The New York Times renunció a seguir publicando dibujos satíricos después de mostrar una viñeta en junio de 2019 donde ridiculizaba al primer ministro de Israel, Benjamin Netanyahu. El político aparecía como un perro guía, con una estrella de David colgando de su collar, que conducía al presidente Donald Trump ciego, tocado por la marca más rápidamente identificable de un judío, la kipá. De nuevo, la religión. Y los márgenes interpretativos tan estrechos que ofrece la sátira. “Pero es un instrumento periodístico indispensable y precioso que permite mirar una actualidad, un personaje público o un hecho de una manera en la que no habíamos nunca pensado. Hay que dominar mucho la actualidad, el contexto, tener una cultura histórica, una opinión…, debe ser algo muy preciso. Pero falta educación en la sociedad. Es algo en extinción. Las redes sociales han exacerbado las susceptibilidades. Y cuando alguien no está de acuerdo contigo, pasas a ser un enemigo a batir: te insultan, te agreden. Y en ese contexto, una caricatura es buscarse problemas”.

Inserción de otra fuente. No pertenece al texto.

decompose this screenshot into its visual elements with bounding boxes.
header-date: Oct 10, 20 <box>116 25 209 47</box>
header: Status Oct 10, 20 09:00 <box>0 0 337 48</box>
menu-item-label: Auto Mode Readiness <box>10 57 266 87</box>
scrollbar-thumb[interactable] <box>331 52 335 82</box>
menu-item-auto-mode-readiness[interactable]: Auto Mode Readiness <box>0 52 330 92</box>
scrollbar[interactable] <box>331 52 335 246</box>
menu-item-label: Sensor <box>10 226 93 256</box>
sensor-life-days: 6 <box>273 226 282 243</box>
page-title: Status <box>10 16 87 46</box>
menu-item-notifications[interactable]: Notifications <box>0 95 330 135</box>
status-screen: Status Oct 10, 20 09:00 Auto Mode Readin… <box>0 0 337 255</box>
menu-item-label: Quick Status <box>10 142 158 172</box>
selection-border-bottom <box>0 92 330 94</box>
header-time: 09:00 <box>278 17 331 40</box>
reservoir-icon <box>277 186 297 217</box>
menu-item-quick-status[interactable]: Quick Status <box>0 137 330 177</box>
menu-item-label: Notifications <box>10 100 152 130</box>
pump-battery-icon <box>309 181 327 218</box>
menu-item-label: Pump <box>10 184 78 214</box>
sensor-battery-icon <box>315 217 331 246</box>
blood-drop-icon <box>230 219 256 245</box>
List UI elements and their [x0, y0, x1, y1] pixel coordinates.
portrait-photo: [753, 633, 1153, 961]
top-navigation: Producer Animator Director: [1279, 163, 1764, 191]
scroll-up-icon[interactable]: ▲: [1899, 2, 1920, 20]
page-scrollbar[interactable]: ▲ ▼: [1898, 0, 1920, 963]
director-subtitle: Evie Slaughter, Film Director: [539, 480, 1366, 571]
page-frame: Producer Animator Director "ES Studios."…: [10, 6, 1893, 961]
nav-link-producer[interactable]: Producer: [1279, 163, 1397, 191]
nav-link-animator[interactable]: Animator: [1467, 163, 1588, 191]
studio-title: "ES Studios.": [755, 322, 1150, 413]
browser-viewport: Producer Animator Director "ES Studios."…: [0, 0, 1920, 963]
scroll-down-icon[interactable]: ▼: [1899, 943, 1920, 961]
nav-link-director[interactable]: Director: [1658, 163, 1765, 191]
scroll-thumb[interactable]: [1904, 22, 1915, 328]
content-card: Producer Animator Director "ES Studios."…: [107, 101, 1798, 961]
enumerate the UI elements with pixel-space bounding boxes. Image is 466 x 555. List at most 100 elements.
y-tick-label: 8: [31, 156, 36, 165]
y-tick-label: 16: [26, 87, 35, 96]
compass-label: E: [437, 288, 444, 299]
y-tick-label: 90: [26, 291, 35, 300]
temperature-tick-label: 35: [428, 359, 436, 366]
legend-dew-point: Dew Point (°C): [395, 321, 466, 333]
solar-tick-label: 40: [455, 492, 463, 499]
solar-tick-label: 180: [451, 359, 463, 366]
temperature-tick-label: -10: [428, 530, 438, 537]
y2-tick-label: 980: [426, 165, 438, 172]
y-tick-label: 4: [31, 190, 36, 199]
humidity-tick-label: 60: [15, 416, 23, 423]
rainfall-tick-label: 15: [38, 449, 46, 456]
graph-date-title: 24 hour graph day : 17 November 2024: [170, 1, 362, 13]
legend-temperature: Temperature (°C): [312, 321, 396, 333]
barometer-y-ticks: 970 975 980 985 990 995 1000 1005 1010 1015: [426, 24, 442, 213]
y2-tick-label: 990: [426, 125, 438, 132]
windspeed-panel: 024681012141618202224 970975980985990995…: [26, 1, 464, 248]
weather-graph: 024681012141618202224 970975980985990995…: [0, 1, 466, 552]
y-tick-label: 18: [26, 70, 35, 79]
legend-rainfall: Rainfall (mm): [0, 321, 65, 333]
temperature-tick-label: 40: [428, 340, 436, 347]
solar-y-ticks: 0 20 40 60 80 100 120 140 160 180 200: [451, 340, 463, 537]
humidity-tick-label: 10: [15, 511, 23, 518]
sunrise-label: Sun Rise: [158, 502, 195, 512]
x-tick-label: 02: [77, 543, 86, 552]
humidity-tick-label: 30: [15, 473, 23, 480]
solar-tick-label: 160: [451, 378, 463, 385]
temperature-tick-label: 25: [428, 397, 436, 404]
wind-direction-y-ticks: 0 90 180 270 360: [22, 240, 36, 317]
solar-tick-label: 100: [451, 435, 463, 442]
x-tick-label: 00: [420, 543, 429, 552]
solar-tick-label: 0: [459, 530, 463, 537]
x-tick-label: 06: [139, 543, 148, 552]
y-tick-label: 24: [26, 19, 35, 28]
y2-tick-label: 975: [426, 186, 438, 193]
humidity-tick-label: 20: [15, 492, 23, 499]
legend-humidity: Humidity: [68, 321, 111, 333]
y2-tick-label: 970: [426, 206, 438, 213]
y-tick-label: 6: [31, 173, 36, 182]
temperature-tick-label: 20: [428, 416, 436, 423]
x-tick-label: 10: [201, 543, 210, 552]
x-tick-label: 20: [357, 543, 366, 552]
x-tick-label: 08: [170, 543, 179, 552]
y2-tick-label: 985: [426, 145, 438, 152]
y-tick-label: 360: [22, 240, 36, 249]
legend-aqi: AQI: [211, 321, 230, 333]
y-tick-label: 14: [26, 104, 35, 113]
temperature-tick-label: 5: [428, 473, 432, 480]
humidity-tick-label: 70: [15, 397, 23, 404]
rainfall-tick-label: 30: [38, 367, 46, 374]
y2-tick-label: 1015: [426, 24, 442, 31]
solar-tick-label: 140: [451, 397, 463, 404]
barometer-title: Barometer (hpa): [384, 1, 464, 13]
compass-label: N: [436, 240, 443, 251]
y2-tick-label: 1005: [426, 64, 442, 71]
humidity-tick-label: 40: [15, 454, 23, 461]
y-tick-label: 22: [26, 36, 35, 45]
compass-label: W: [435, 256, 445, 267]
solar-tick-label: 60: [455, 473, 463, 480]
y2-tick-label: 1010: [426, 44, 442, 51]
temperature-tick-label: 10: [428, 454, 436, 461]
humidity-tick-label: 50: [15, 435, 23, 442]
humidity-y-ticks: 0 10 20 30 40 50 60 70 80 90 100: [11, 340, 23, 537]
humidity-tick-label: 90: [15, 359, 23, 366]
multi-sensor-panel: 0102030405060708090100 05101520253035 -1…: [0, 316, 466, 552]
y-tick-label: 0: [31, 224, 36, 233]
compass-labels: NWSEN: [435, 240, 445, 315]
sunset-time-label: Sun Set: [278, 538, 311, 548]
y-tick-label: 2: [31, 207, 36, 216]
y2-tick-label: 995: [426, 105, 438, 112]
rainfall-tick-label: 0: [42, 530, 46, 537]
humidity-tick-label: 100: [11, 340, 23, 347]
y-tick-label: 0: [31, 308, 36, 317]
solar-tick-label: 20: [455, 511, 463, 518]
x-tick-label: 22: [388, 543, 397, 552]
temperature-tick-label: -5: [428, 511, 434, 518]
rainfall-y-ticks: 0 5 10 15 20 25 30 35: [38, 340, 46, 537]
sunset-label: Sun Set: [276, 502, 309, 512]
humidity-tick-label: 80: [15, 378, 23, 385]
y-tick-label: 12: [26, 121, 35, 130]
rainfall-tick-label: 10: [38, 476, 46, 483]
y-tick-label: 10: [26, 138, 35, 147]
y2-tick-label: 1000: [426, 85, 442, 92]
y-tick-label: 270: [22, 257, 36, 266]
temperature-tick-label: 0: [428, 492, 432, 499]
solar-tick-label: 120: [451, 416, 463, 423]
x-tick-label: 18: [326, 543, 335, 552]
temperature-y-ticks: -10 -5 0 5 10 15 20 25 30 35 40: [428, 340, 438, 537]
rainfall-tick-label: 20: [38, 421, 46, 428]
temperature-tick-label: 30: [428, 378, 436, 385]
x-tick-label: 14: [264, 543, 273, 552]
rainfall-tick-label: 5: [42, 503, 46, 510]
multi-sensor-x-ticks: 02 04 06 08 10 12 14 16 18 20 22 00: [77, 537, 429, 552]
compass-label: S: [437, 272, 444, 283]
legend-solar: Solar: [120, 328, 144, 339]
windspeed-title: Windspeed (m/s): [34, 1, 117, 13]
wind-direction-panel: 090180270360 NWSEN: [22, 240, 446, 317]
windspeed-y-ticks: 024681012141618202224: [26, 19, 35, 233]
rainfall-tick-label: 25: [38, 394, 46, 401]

Los líos, sin embargo, son parte del ADN de Charlie Hebdo. Quizá por eso, al día siguiente del atentado, los que quedaban de la redacción decidieron que seguirían adelante. Había que contratar a nuevos redactores, dibujantes. Convencerlos de que aquello sería un trabajo seguro. El proceso iba a ser difícil. “Tienen derecho a tener miedo, claro. Pero intentamos que las condiciones para ejercer nuestro trabajo sean de gran seguridad. Por eso nadie sabe dónde está ahora la redacción. Ese lugar debe ser como un santuario, bueno, eso sería religioso. Debe ser un lugar donde trabajar con serenidad. Como se hizo siempre en este periódico, con ligereza. Hay que divertirse para poder hacerlo”, dice Biard. La idea, insiste una y otra vez, aunque sea difícil de convencer a cualquier interlocutor que conozca el sufrimiento que les atravesó aquella mañana, es hacer las cosas de la misma manera que se hacían justo antes de aquellos 109 segundos. Aunque ni ellos ni Francia puedan ser ya los mismos.